Sunday, February 1, 2009

How the Dems Can Fund Their Stimulus

Is it just me or does the Obama administration seem to gravitate toward cabinet nominees who can’t shoot straight? Now Tom Daschle, Obama’s designated selection for the position of Health & Human Services Secretary, appears to have filed his income taxes using the Tim Geithner school of income disclosure. The former Senate Democrat Majority Leader is smack dab in the middle of a dust-up:
The controversy deals with a car and driver lent to Daschle by a wealthy Democratic friend, a chauffeur service the former senator used for years without declaring it on his taxes.( http://blogs.abcnews.com/politicalpunch/2009/01/bumps-in-the-ro.html)
Once again, the vetting process sharpened the nominee’s memory, as it did in the case of Mr. Geithner, and Daschle handed over a check to the taxman for $101,943. Of course a spokesman for Daschle qualified the action by
adding that Daschle had asked his accountant to look into the tax implications of the car and driver five months before Mr. Obama won the presidency. (ibid)
Of course he did. The fanciful taxes filed by Mr. Geithner, Mr. Daschle and the reigning Democrat Chairman of the House Ways & Means committee, Charles Rangel, have made it quite clear that the accountants available for hire in Washington, D.C. are writing lots of taxes, mostly fiction. Why would one expect an accountant from this fiduciary wasteland to be able to generate enough spin to amend a tax return in a mere 7 months?

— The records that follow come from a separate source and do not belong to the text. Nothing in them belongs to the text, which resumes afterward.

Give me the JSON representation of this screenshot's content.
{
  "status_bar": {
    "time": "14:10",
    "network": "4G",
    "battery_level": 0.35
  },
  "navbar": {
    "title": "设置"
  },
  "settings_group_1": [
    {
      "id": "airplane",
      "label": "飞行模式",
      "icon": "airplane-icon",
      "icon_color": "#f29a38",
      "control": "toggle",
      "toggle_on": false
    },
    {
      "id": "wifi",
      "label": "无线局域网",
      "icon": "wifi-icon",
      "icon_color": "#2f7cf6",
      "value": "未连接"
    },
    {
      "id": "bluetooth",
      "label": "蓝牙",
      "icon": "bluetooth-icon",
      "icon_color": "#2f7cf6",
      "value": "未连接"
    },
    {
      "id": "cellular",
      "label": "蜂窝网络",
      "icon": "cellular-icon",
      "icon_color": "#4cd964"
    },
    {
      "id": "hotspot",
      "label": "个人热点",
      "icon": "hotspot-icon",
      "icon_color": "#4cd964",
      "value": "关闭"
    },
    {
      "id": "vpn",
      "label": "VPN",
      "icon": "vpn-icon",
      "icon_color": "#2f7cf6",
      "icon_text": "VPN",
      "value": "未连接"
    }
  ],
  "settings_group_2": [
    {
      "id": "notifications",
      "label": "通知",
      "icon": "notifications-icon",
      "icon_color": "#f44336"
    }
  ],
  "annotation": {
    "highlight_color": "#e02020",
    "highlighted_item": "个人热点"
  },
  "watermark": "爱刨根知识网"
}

While I am not an economist and don’t even play one on TV, this new method of tax collection seems perfectly suited to helping fund the litany of porcine entitlements proposed in the Obama-Pelosi Stimululator 2009. IRS coffers are already nearly 150k richer thanks to the Geithner & Daschle vetting processes. Why not set up the cabinet Secretary positions on a weekly rotating basis? Members of the Democrat party could be chosen at random from Congress, the Senate and various state-level positions around the nation. By vetting each of the 15 cabinet positions weekly, we would collect an additional $27 million annually, assuming the average Democrat tax dodge at around the current figure of $75,000 each.
Now $27 million sounds like a drop in the bucket compared to a trillion dollar stimulus. But if we started in the New Orleans and Chicago regions, the averages could rise much higher and faster. Oops, my bad. We did start in Chicago.